Carrying the pipe, dripping wet, his suit wrinkled, streaked with green, and smelling of dead plants, Nohar walked into Hollywood.
The dirty streets had a few moreys in the midst of the prostitutes and hustlers, but even they stepped aside to let Nohar by. The pinks turned away from him and tried to fade into doorways or behind lamp-posts. Nohar didn’t pay much attention. He was keeping his eyes out for cops.
He stopped at the first pharmacy he came to. It was an automated storefront, open twenty-four hours a day. Behind a thick window, a large holo displayed an image of a smiling, white-coated druggist, and in front stood a small kiosk where someone could place an order for whatever they needed.
Nohar ducked into a trash-strewn alley next to the store. The drugstore had a few windows back here, set into the looming brick wall. They were small and covered by a steel latticework set into the wall as a security measure. There also was a side door to the pharmacy, armored, flat, featureless, and locked with a cardkey panel.

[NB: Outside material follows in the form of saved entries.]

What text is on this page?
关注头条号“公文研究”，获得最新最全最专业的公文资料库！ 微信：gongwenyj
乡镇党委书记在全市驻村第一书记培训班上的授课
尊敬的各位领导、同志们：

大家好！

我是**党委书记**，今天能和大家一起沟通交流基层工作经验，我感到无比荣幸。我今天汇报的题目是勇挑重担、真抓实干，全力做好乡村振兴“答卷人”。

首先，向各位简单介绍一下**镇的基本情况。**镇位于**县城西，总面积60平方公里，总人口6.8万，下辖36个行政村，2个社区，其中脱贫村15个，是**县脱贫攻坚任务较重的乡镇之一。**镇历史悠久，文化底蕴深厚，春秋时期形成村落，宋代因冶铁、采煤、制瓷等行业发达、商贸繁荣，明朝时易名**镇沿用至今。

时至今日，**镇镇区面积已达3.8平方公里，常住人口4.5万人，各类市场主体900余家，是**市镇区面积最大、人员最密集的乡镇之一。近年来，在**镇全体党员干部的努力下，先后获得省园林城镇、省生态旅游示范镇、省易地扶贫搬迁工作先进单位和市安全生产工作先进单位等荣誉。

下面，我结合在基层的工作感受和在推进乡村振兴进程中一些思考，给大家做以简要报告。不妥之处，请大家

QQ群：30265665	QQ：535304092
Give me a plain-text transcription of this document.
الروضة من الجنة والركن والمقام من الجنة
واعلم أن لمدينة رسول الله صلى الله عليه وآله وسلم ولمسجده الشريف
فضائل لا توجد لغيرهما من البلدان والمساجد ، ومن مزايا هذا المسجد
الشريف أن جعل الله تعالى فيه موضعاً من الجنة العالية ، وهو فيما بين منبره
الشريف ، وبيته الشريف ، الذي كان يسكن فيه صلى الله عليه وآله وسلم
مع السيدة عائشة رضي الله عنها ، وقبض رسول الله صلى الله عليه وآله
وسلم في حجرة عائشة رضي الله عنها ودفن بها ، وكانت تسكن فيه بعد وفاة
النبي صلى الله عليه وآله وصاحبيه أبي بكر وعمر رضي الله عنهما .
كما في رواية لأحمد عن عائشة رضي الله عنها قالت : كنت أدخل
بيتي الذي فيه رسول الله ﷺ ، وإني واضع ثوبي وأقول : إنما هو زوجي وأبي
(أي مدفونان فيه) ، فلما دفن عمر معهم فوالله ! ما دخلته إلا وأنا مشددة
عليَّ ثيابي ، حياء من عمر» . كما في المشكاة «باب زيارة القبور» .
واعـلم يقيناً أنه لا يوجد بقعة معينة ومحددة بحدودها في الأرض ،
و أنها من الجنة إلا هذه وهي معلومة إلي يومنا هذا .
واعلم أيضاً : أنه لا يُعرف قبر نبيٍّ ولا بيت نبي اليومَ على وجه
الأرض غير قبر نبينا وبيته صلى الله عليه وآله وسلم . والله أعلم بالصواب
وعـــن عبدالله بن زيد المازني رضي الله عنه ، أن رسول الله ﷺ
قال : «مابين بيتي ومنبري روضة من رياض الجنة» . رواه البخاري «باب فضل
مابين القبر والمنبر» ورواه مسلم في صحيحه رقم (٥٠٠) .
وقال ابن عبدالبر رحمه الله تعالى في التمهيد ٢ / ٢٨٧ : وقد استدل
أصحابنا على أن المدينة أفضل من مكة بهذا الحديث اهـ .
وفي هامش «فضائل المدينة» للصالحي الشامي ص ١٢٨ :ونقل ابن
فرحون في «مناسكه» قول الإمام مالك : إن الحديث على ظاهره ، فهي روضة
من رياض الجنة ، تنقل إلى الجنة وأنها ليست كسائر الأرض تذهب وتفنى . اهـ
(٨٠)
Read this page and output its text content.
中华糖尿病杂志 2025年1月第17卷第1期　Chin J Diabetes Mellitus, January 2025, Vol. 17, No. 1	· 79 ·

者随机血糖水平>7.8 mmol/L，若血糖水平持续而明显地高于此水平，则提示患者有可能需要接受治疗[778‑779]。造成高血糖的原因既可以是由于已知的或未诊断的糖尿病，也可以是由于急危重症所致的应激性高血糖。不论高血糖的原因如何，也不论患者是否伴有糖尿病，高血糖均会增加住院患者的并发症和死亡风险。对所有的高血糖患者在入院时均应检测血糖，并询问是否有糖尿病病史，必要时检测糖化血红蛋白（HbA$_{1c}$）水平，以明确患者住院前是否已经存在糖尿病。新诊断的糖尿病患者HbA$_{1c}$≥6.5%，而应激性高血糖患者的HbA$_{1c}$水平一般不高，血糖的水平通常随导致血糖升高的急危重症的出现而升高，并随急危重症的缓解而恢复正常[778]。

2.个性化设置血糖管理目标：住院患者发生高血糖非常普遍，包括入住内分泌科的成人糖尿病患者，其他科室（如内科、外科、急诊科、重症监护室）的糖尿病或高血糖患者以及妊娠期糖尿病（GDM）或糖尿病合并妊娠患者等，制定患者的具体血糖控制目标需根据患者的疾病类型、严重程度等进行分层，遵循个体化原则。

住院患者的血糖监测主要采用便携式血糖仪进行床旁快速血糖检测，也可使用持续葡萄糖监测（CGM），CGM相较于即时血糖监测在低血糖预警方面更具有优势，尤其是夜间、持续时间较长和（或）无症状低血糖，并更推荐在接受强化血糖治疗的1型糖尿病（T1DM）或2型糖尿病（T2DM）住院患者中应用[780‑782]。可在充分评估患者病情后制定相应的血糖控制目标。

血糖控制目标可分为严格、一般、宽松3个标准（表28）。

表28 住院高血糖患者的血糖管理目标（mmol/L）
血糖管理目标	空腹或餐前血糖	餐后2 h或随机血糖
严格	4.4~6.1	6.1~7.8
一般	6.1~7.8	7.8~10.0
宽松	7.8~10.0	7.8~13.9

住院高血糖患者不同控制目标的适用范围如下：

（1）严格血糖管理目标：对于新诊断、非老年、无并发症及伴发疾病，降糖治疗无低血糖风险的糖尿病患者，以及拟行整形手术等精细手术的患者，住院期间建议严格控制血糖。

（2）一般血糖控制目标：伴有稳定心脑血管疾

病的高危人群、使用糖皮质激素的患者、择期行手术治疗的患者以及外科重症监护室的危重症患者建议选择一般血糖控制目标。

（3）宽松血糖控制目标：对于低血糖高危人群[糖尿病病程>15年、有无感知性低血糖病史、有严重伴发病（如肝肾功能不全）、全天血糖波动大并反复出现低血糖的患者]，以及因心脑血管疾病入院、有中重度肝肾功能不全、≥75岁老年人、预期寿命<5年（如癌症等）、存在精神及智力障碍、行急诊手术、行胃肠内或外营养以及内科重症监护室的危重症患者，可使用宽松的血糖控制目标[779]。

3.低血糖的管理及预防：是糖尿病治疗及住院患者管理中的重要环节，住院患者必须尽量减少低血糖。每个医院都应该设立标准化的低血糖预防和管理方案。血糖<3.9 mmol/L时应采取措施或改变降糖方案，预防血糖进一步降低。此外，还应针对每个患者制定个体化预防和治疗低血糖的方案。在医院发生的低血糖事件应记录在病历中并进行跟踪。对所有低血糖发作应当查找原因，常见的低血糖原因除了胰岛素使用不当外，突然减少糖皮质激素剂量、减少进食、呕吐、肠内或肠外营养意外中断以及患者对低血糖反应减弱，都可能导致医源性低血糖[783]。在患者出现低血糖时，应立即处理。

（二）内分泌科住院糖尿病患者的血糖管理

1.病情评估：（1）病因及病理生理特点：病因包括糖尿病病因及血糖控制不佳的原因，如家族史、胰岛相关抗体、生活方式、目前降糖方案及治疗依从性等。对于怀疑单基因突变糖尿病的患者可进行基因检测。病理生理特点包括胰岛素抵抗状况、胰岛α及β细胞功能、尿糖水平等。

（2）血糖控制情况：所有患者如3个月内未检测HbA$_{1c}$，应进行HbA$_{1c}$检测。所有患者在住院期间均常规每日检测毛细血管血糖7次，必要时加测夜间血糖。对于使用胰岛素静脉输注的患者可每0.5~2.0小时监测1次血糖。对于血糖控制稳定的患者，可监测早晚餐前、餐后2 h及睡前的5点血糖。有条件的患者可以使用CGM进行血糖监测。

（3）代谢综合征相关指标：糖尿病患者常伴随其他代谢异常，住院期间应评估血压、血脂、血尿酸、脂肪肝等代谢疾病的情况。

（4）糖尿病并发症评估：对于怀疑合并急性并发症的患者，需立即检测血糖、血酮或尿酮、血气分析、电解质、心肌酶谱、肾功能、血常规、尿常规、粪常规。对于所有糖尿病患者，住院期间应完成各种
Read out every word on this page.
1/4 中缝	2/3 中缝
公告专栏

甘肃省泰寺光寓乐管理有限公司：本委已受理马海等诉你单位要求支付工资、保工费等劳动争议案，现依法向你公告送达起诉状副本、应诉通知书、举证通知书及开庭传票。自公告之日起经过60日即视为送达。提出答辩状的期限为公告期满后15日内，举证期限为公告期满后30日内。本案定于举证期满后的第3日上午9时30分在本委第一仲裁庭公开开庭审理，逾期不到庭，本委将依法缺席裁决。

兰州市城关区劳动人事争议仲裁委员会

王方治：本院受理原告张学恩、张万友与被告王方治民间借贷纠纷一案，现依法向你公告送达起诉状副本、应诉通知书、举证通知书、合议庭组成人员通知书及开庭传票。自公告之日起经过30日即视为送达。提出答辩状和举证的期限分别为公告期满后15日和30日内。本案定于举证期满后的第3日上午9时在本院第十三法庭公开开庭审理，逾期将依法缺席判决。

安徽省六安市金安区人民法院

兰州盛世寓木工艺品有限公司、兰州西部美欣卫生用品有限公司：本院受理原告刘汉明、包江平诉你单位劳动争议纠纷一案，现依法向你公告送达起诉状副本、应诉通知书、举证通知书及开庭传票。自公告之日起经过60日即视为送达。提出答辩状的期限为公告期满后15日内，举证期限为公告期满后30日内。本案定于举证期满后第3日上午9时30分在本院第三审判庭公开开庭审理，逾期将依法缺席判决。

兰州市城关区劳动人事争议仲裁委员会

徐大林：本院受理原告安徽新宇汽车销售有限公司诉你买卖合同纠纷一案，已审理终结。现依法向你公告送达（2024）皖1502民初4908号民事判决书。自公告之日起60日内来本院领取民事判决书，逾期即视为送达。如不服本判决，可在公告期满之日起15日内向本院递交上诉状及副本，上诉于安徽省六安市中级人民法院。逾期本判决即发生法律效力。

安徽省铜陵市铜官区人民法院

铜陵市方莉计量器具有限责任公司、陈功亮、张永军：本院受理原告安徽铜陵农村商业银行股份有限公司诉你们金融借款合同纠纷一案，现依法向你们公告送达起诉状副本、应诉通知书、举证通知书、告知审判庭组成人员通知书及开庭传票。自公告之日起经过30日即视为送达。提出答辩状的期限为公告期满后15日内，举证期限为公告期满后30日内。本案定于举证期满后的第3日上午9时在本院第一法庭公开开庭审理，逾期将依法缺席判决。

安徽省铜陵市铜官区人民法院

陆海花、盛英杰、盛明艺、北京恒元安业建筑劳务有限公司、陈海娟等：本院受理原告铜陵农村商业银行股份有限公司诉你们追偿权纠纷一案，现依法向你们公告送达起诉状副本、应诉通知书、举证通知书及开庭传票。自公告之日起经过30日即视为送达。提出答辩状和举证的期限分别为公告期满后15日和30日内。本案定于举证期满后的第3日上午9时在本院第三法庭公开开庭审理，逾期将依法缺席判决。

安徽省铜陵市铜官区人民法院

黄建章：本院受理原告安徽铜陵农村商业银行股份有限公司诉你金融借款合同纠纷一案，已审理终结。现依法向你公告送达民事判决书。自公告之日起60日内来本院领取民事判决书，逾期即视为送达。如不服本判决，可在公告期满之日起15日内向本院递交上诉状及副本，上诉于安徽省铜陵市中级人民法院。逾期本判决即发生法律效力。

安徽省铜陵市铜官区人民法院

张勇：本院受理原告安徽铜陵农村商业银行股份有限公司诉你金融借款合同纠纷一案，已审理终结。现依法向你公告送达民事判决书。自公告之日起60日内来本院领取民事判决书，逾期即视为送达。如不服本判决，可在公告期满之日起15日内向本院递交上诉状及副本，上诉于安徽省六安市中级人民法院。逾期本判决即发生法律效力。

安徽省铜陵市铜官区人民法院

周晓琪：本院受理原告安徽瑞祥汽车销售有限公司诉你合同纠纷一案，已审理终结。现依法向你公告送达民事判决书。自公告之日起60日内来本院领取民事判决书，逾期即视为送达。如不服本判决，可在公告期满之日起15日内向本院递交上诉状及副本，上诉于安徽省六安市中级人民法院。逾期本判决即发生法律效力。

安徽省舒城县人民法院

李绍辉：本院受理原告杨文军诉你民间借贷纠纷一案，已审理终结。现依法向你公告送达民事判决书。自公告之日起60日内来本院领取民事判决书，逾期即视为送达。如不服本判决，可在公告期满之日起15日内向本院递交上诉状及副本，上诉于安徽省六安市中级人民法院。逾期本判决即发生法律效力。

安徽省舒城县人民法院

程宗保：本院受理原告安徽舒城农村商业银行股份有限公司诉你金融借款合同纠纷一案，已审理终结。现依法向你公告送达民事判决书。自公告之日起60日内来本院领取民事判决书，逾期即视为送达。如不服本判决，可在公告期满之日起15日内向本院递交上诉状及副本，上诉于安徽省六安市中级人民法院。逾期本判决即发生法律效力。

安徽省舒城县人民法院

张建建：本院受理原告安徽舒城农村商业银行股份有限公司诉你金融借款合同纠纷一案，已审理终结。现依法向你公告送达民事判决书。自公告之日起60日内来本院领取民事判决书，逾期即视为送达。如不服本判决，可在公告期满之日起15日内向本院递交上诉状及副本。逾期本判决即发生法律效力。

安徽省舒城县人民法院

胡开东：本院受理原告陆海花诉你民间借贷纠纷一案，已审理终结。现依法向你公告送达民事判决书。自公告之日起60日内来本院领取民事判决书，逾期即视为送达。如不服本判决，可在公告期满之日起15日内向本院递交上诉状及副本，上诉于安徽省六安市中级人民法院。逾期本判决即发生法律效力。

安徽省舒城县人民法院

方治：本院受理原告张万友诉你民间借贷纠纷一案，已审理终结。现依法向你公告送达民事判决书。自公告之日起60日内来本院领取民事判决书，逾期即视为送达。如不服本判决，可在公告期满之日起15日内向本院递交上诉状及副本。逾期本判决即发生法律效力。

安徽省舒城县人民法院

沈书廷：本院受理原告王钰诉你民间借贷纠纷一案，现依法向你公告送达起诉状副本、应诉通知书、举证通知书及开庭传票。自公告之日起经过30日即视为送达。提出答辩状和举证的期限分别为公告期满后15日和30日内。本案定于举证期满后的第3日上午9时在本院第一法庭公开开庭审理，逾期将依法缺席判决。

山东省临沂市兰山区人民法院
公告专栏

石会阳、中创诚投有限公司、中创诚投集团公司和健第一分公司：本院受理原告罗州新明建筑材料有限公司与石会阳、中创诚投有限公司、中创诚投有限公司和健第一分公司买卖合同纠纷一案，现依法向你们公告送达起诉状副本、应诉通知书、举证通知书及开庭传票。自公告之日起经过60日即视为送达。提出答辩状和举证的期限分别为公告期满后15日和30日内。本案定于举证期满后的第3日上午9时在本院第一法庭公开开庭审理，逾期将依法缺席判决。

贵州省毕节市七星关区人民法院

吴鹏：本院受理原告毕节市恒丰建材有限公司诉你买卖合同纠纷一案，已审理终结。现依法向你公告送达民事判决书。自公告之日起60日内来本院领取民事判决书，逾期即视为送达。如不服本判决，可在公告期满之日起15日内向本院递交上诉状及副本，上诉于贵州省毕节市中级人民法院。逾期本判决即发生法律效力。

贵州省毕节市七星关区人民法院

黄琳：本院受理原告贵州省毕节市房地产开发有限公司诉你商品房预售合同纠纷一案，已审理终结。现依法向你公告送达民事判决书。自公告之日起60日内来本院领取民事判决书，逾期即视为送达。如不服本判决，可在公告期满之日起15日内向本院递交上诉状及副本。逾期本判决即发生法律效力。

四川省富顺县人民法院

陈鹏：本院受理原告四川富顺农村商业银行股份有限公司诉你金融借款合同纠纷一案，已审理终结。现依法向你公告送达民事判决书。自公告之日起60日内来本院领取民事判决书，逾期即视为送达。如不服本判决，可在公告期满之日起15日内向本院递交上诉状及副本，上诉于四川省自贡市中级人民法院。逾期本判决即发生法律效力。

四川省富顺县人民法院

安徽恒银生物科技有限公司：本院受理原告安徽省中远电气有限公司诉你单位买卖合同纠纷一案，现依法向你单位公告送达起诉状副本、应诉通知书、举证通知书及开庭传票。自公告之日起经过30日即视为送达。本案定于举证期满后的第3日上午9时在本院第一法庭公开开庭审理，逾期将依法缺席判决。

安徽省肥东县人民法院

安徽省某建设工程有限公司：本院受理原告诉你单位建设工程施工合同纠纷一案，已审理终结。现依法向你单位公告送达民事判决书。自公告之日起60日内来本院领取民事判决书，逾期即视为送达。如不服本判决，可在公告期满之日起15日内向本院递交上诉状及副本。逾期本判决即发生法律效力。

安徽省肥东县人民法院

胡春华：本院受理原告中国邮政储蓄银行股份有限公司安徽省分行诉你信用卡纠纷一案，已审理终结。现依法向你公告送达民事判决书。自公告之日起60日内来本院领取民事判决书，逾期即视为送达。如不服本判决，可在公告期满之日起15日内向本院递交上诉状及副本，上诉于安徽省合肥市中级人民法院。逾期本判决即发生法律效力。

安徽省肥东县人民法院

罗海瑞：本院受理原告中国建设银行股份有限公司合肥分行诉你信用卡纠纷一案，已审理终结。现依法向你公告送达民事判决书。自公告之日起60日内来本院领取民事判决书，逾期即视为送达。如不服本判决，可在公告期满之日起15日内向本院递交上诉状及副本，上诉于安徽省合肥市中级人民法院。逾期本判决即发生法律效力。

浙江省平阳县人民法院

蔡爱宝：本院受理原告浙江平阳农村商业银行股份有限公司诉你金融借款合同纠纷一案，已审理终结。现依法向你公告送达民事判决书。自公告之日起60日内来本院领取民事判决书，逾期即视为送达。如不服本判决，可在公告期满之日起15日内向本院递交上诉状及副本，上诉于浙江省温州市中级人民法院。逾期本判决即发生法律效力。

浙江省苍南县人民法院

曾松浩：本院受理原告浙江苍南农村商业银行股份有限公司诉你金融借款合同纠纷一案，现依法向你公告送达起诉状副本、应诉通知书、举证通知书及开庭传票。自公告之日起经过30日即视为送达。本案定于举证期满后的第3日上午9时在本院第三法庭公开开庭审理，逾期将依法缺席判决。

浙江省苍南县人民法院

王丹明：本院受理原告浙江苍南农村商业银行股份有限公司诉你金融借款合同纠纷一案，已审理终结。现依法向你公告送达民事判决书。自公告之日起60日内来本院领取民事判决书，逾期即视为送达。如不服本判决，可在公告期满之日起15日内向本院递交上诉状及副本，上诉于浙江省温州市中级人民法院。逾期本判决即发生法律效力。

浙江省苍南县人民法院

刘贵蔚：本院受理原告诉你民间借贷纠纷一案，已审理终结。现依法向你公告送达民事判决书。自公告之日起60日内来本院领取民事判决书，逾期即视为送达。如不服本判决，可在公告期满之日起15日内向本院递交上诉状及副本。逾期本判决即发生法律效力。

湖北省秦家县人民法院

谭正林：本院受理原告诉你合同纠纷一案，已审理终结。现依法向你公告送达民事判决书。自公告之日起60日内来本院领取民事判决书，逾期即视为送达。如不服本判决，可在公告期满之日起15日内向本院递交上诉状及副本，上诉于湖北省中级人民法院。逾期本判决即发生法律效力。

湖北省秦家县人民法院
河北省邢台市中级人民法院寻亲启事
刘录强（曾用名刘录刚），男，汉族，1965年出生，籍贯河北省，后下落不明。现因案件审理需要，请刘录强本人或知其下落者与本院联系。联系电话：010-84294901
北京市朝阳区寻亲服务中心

Nohar was looking for a weak point, and after a moment of looking, he found it. The doorframe was old, contemporary with the century-old building. Above the new armored door was a flat panel where an old-fashioned air-conditioning unit would have fitted. That area was only so much plywood.
Nohar rammed his pipe at the flat space above the door. The plywood splintered, bowing inward. Nohar withdrew the pipe and rammed the panel again. The pipe hit with a crack, breaking the plywood almost in half. When he withdrew the pipe this time, he had to step back as the panel fell from the wall, revealing a small opening above the door.
Nohar could see another security grate over the hole, on the other side. He rammed it with the pipe a few times, and it clattered to the floor inside the building.
Nohar looked around a few times, and when he was sure no one was watching from the street, he tossed the pipe through the hole and heaved himself up and through. His suit caught and tore on splintered wood, but Nohar didn’t pay it much attention.
He fell to the floor on top of the bent security grate.
The rear hallway was dark, but he was almost certain to be on someone’s security video. All sorts of alarms were going off right now. He had five minutes, ten at the most.
He raced through the narrow hallway until he found a storage area. It was through an open doorway at the end of the hall. Motion sensors turned on the lights as soon as he stepped through the threshold. In the cavernous room, boxes sat on plastic shipping pallets, waiting for the owners to come feed the items into the automated bowels of the store.
A rancid chemical smell permeated the place. It reminded Nohar uncomfortably of a hospital.
He stripped off his jacket and started going from pallet to pallet, looking for what he needed. When he saw a label that indicated an antibiotic or antiviral drug, he tore into the top with his claws and grabbed two handfuls, tossing them into his jacket.
He went from pallet to pallet, tearing open boxes until he felt he had pushed the limit of his time here. He ran back to the rear door as he began hearing sirens in the distance. He tied his jacket in a bundle and tossed it through the opening above the door. Then he raised his foot and kicked at the crash bar on the door, twice. It didn’t want to give, but on the second kick something in the mechanism gave and the door swung outward into the alley.
Nohar ducked through the broken door to retrieve his jacket and his booty—
The jacket wasn’t there. Instead, lying on the ground in front of the door, was his wallet, the comm, the camera, and his Vind. Elijah had been as good as his word, the dogs had followed him all the way, watching his every move. Nohar found it disconcerting that he didn’t know where the dogs were, worse was the thought that he had missed them when they were right outside the door. He never knew how close they’d been.
He must be getting old.
Nohar gathered his possessions and ran to find the other end of the alley before the cops arrived.